Approaching the end, “I Will Destroy You” meshes the trumpet and piano in a haunting fashion that uses electronics strategically, and “Pied Piper” exits the listen and showcases firm keys, wild electric guitar and howling brass for an atypical groove glazed over Flynn’s poetry.
Barash’s electronic prowess is quite fascinating here, and the players on hand all contribute in unconventional ways, where Flynn’s spoken pieces might bring to mind Kurt Vonnegut, and I doubt anyone will have a problem with that.
— Tom Haugen, 7.13.2023
The mixture of spoken word and music harks back to Schoenberg's Pierrot Lunaire and beyond, into the world of melodrama, but this release by composer and sound artist Guy Barash and poet Nick Flynn, with acoustic trumpet, guitar, and piano, is something new.
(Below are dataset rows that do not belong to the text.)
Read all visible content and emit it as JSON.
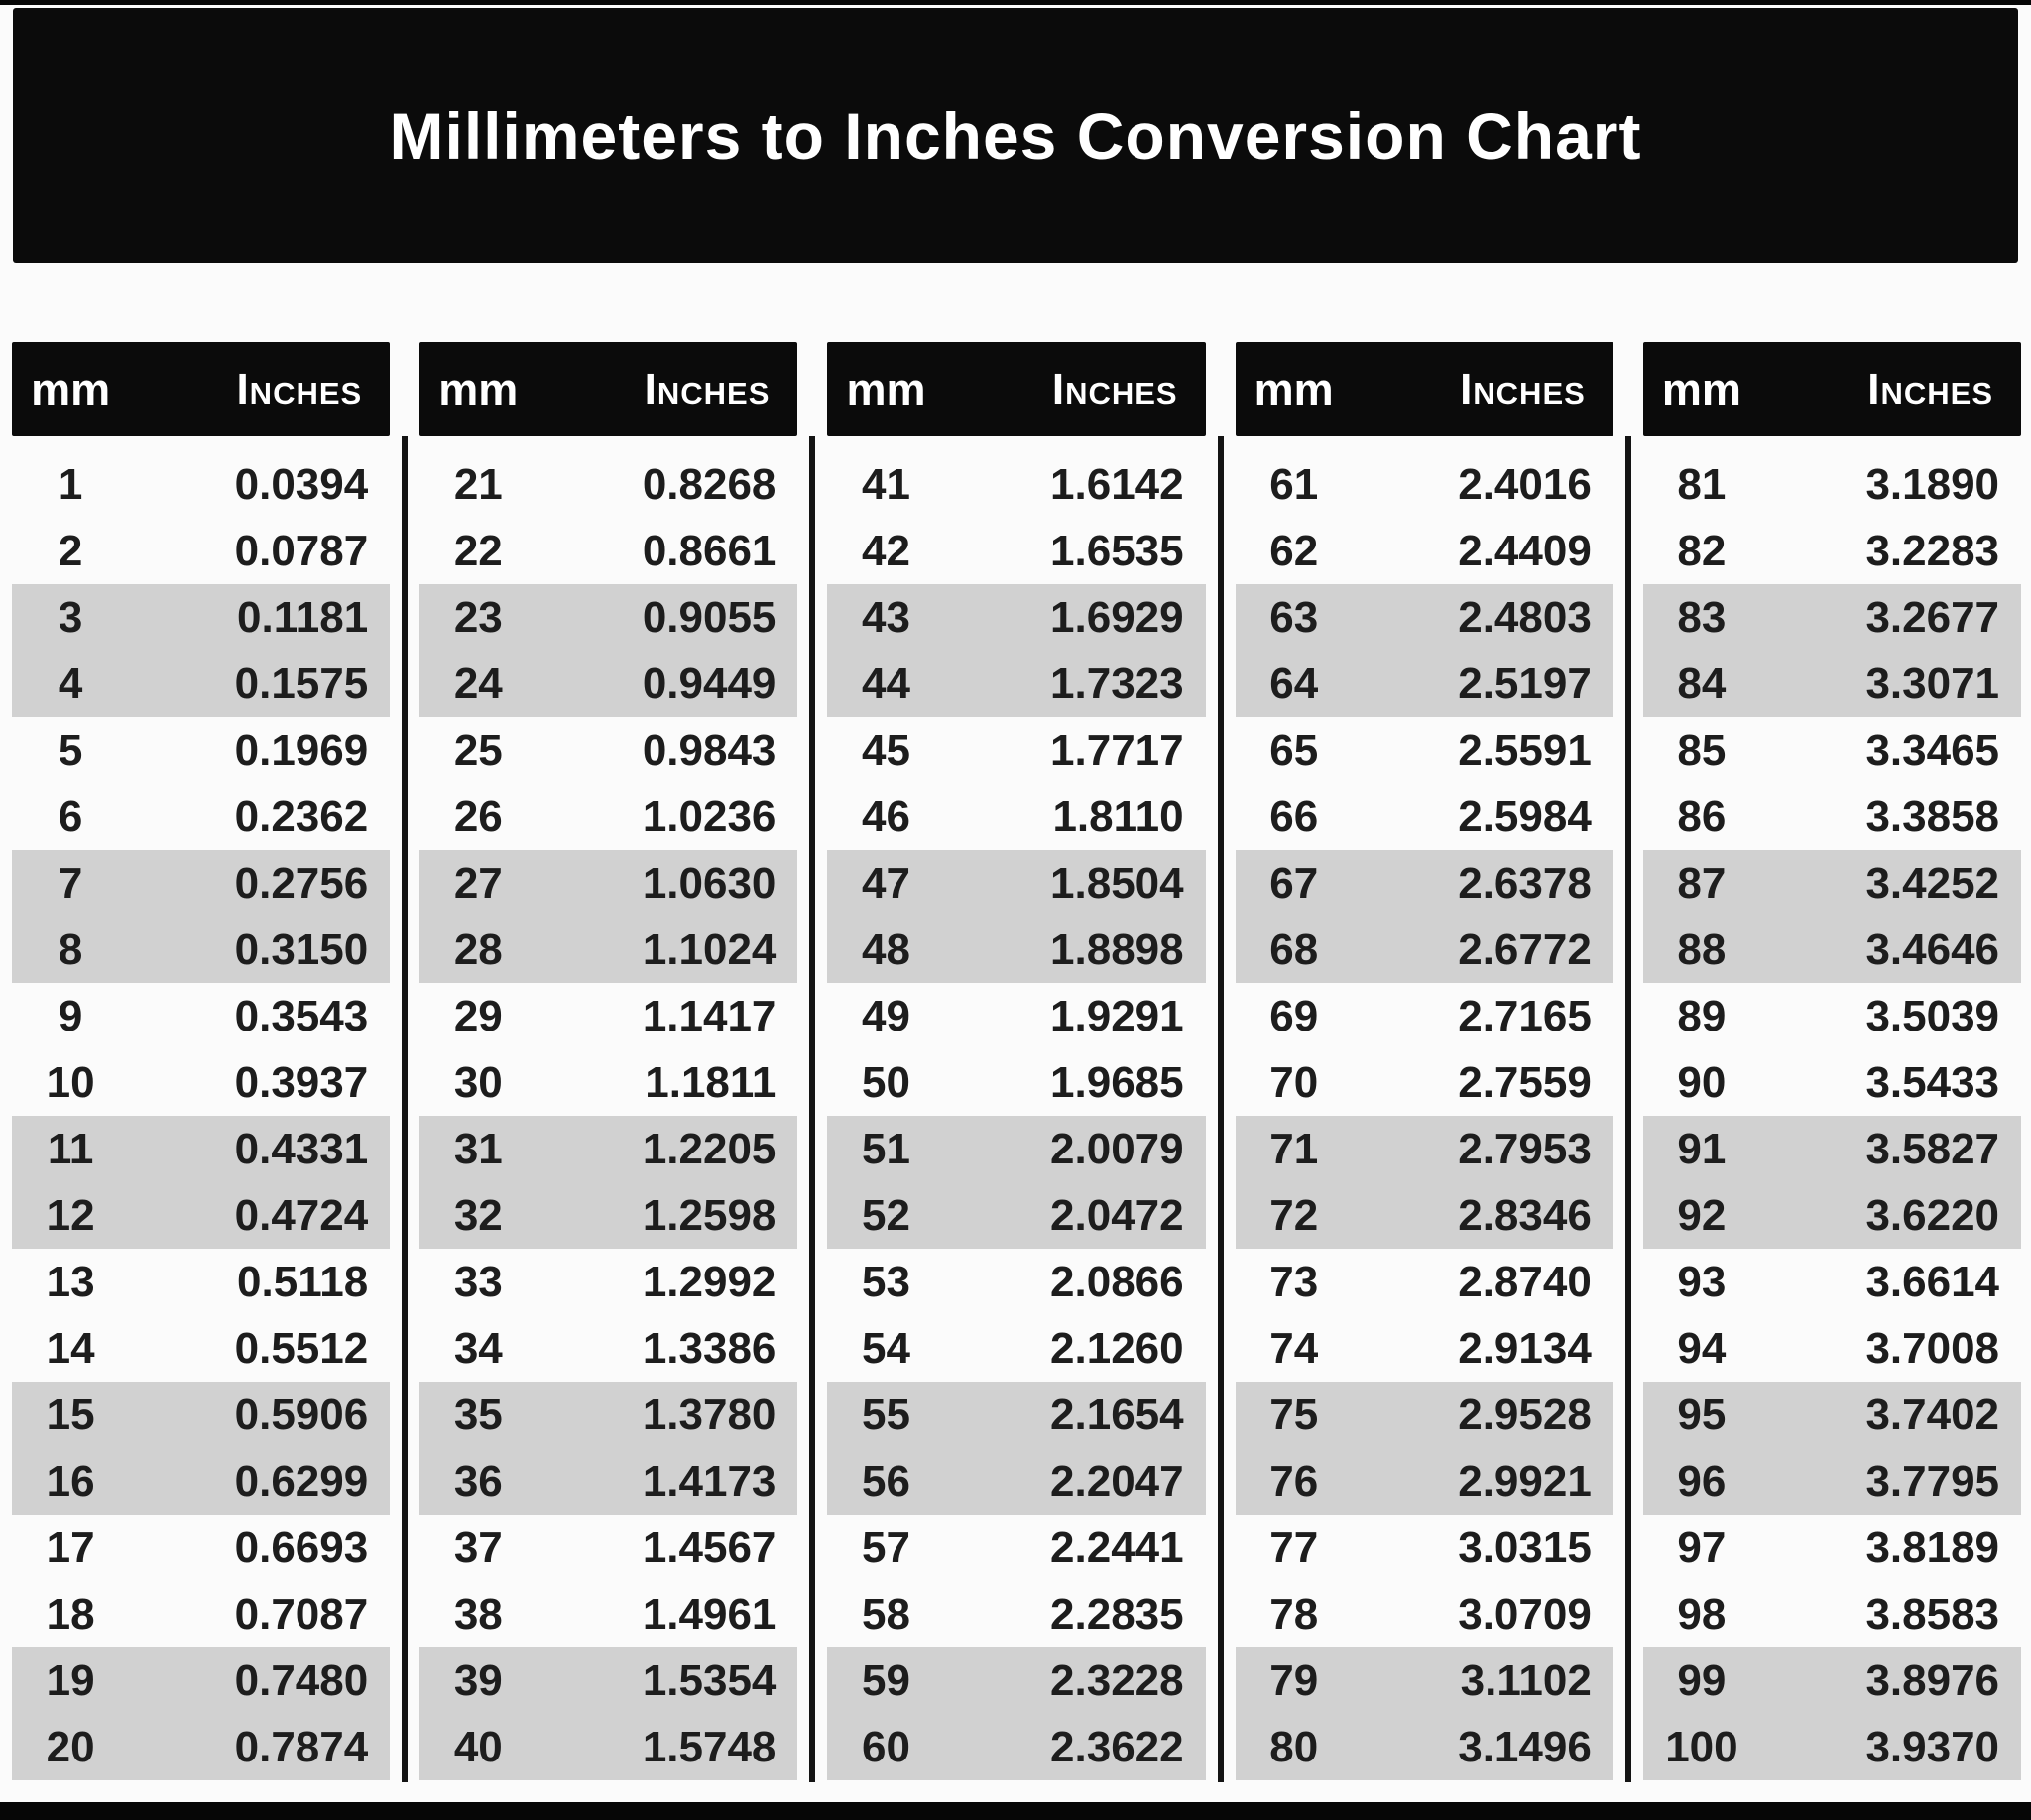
{
  "title": "Millimeters to Inches Conversion Chart",
  "column_header": {
    "mm_label": "mm",
    "inches_label": "Inches"
  },
  "colors": {
    "bar_black": "#0b0b0b",
    "row_gray": "#d1d1d1",
    "page_white": "#fbfbfb",
    "header_text": "#ffffff",
    "data_text": "#1d1d1d"
  },
  "tables": [
    {
      "rows": [
        [
          1,
          "0.0394"
        ],
        [
          2,
          "0.0787"
        ],
        [
          3,
          "0.1181"
        ],
        [
          4,
          "0.1575"
        ],
        [
          5,
          "0.1969"
        ],
        [
          6,
          "0.2362"
        ],
        [
          7,
          "0.2756"
        ],
        [
          8,
          "0.3150"
        ],
        [
          9,
          "0.3543"
        ],
        [
          10,
          "0.3937"
        ],
        [
          11,
          "0.4331"
        ],
        [
          12,
          "0.4724"
        ],
        [
          13,
          "0.5118"
        ],
        [
          14,
          "0.5512"
        ],
        [
          15,
          "0.5906"
        ],
        [
          16,
          "0.6299"
        ],
        [
          17,
          "0.6693"
        ],
        [
          18,
          "0.7087"
        ],
        [
          19,
          "0.7480"
        ],
        [
          20,
          "0.7874"
        ]
      ]
    },
    {
      "rows": [
        [
          21,
          "0.8268"
        ],
        [
          22,
          "0.8661"
        ],
        [
          23,
          "0.9055"
        ],
        [
          24,
          "0.9449"
        ],
        [
          25,
          "0.9843"
        ],
        [
          26,
          "1.0236"
        ],
        [
          27,
          "1.0630"
        ],
        [
          28,
          "1.1024"
        ],
        [
          29,
          "1.1417"
        ],
        [
          30,
          "1.1811"
        ],
        [
          31,
          "1.2205"
        ],
        [
          32,
          "1.2598"
        ],
        [
          33,
          "1.2992"
        ],
        [
          34,
          "1.3386"
        ],
        [
          35,
          "1.3780"
        ],
        [
          36,
          "1.4173"
        ],
        [
          37,
          "1.4567"
        ],
        [
          38,
          "1.4961"
        ],
        [
          39,
          "1.5354"
        ],
        [
          40,
          "1.5748"
        ]
      ]
    },
    {
      "rows": [
        [
          41,
          "1.6142"
        ],
        [
          42,
          "1.6535"
        ],
        [
          43,
          "1.6929"
        ],
        [
          44,
          "1.7323"
        ],
        [
          45,
          "1.7717"
        ],
        [
          46,
          "1.8110"
        ],
        [
          47,
          "1.8504"
        ],
        [
          48,
          "1.8898"
        ],
        [
          49,
          "1.9291"
        ],
        [
          50,
          "1.9685"
        ],
        [
          51,
          "2.0079"
        ],
        [
          52,
          "2.0472"
        ],
        [
          53,
          "2.0866"
        ],
        [
          54,
          "2.1260"
        ],
        [
          55,
          "2.1654"
        ],
        [
          56,
          "2.2047"
        ],
        [
          57,
          "2.2441"
        ],
        [
          58,
          "2.2835"
        ],
        [
          59,
          "2.3228"
        ],
        [
          60,
          "2.3622"
        ]
      ]
    },
    {
      "rows": [
        [
          61,
          "2.4016"
        ],
        [
          62,
          "2.4409"
        ],
        [
          63,
          "2.4803"
        ],
        [
          64,
          "2.5197"
        ],
        [
          65,
          "2.5591"
        ],
        [
          66,
          "2.5984"
        ],
        [
          67,
          "2.6378"
        ],
        [
          68,
          "2.6772"
        ],
        [
          69,
          "2.7165"
        ],
        [
          70,
          "2.7559"
        ],
        [
          71,
          "2.7953"
        ],
        [
          72,
          "2.8346"
        ],
        [
          73,
          "2.8740"
        ],
        [
          74,
          "2.9134"
        ],
        [
          75,
          "2.9528"
        ],
        [
          76,
          "2.9921"
        ],
        [
          77,
          "3.0315"
        ],
        [
          78,
          "3.0709"
        ],
        [
          79,
          "3.1102"
        ],
        [
          80,
          "3.1496"
        ]
      ]
    },
    {
      "rows": [
        [
          81,
          "3.1890"
        ],
        [
          82,
          "3.2283"
        ],
        [
          83,
          "3.2677"
        ],
        [
          84,
          "3.3071"
        ],
        [
          85,
          "3.3465"
        ],
        [
          86,
          "3.3858"
        ],
        [
          87,
          "3.4252"
        ],
        [
          88,
          "3.4646"
        ],
        [
          89,
          "3.5039"
        ],
        [
          90,
          "3.5433"
        ],
        [
          91,
          "3.5827"
        ],
        [
          92,
          "3.6220"
        ],
        [
          93,
          "3.6614"
        ],
        [
          94,
          "3.7008"
        ],
        [
          95,
          "3.7402"
        ],
        [
          96,
          "3.7795"
        ],
        [
          97,
          "3.8189"
        ],
        [
          98,
          "3.8583"
        ],
        [
          99,
          "3.8976"
        ],
        [
          100,
          "3.9370"
        ]
      ]
    }
  ]
}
There is a question as to whether this music might be called jazz, for its basic activity is free improvisation, actually very free inasmuch as the musicians first met only a week before the recording and had little exposure to Flynn's poetry before the performance. However, there is not a level of rhythmic basis that one would normally associate with jazz. The nature of the performance event is unique. Barash, on electronics, structures the tone of each piece, and the results, in the words of the creators, "are spontaneous, individual yet familiar, jagged -- even violent -- yet intimate, improvised yet structured." Flynn's poems are conversational in tone, which works well; the performers listen closely enough to enter into a kind of conversation with the texts. They are also dark, and the overall mood is tense. This release can be recommended to listeners interested in new developments in improvised music.